Maalesef günümüzde bir takım gruplar, bu gerçeği hiç bilmiyorlarmış gibi, zulmün kendisinden kaçıp zalimin boyunduruğuna girebilme cüretkarlığını gösterebiliyorlar. Allah'u Teala'nın azabından çekinmeden, zalimlerle dostluk kurarak onların şerlerinden emin olmak istiyorlar. Halbuki Allah’ın azabı çok daha şiddetlidir. Hatta vakıayı saptırıp, Ümmeti Muhammed'i hiç muhasebeye tabi tutmayan, devamlı bir şekilde zalimin zulmünden korkan, birer uyuşuk Müslümanlar haline getirmek istiyorlar.
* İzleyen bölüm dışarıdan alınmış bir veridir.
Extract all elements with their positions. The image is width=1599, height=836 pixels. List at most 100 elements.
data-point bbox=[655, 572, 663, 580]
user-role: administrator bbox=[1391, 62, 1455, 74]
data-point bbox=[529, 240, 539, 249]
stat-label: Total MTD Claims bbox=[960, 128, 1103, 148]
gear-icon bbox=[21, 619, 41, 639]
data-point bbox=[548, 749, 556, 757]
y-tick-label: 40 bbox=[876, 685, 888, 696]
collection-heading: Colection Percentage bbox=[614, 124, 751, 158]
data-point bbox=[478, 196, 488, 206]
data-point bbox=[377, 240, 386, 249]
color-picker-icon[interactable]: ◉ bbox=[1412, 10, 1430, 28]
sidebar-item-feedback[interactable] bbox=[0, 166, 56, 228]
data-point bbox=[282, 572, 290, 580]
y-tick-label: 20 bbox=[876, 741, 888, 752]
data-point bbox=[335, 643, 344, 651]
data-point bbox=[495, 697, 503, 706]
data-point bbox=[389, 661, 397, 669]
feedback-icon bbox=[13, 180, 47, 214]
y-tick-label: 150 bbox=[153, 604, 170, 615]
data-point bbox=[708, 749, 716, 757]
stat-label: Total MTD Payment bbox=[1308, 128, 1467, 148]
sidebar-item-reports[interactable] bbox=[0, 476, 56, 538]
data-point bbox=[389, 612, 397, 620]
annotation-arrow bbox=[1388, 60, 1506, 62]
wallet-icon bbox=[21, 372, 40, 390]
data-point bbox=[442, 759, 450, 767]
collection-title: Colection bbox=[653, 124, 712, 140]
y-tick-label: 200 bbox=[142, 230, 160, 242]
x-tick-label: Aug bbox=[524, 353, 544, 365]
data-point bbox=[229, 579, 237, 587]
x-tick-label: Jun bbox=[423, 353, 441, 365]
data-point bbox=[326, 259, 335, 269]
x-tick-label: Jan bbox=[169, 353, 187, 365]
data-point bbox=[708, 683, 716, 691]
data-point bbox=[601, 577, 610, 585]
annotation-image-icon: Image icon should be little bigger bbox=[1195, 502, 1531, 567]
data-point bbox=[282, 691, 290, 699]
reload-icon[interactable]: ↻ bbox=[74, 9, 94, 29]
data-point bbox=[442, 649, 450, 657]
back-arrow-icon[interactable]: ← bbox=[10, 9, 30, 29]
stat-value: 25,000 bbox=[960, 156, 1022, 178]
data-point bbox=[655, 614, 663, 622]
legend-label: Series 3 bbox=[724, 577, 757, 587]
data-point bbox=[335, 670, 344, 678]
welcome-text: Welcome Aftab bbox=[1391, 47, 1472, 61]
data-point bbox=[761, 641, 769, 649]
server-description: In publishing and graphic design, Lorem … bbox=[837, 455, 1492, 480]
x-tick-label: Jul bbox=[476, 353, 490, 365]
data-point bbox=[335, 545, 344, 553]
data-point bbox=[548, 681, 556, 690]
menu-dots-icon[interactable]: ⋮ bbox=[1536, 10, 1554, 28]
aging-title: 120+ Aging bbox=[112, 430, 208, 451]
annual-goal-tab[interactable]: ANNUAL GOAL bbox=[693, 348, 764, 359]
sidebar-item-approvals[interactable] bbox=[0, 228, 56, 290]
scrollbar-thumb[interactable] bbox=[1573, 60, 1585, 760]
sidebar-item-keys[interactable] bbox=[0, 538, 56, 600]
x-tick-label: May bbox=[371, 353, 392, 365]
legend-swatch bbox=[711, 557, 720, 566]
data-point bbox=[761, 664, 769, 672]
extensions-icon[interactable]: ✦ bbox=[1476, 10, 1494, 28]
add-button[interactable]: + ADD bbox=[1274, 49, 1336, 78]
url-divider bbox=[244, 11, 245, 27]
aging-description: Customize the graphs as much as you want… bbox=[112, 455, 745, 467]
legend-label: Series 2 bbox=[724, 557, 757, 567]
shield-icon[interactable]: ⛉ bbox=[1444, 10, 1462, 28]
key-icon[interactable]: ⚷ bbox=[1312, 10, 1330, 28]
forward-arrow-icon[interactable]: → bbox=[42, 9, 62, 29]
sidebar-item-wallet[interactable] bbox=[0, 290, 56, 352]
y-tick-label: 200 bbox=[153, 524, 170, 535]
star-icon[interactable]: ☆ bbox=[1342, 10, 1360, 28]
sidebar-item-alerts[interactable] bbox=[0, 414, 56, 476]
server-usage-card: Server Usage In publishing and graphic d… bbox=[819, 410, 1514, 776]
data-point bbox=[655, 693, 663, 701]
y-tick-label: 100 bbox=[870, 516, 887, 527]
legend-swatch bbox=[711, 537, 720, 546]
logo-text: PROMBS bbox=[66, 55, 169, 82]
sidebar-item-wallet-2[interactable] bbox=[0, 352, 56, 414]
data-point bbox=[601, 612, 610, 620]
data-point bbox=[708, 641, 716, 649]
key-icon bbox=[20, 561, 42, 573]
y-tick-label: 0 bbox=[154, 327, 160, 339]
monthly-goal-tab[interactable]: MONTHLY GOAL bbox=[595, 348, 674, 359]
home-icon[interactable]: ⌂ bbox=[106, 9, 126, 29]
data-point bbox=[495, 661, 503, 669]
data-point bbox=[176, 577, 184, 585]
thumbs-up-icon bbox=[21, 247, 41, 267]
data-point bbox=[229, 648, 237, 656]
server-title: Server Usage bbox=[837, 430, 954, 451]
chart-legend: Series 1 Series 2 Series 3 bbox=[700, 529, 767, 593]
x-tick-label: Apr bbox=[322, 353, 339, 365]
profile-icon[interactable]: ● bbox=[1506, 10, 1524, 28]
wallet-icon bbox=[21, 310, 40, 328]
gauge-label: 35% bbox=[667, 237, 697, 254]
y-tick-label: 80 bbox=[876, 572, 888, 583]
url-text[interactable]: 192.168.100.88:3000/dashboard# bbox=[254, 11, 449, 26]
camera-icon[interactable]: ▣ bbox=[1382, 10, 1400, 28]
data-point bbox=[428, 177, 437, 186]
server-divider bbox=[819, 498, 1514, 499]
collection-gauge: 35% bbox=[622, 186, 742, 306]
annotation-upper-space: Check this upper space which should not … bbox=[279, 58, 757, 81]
Halbuki mümin için dünya sadece geçici mekan olup Allah'u Teala'nın rızasını elde etmek için bir vesile unsurudur. Ve yine mümin şunu çok iyi biliyor ki, ölüm illa bir gün tahakkuk edecektir ve bunun da şehitlik olmasını çok arzu eder. Şehitlerin Efendisi Hz. Hamza ve kıyamete kadar zalim idarecilere hakkı söyleyişte bu uğurda öldürülen olduğunu mümin gayet iyi bilir. Zulmün bir dava eri için ne ifade ettiğini görüyoruz. Biz şuna hiç şüphesiz iman ettik ki, şayet biz Müslümanlar olarak Allah ve Resulünün yolunu takip eder ve sebat edersek, inşallah Allah (cc) bize en kısa zamanda İslam Devletinin hakim oluşunu gösterecektir. Bu konuda hiç kuşkumuz yok. Zaten bir düşünün şöyle, Allah'u Teala'ya inanan ve O'nun hükmünü hakim kılmak isteyen mi muzaffer olur, yoksa Allah'u Teala'ya inanmayıp onun hükmüne karşı gelen mi? Tabi ki inanan ve O'nun hükmünü hakim kılmak isteyen kesinkes zafere ulaşan olacaktır. İnşallahu Teala. Kısacası, zülüm; Müslüman’ı davasından vazgeçirecek bir unsur değildir. Aksine davasına daha sıkı ve samimi sarılmasında ve Allah'ın rızasını kazanmasında bir etken olarak karşımıza çıkar. Allah'u Teala'dan en kısa zamanda, İslam’ı yeryüzüne davet ve cihat yoluyla taşıyacak ve Müslümanları çekmiş olduğu zulüm ve entrikalardan kurtaracak İslam Hilafet Devletini nasip etmesini diliyorum.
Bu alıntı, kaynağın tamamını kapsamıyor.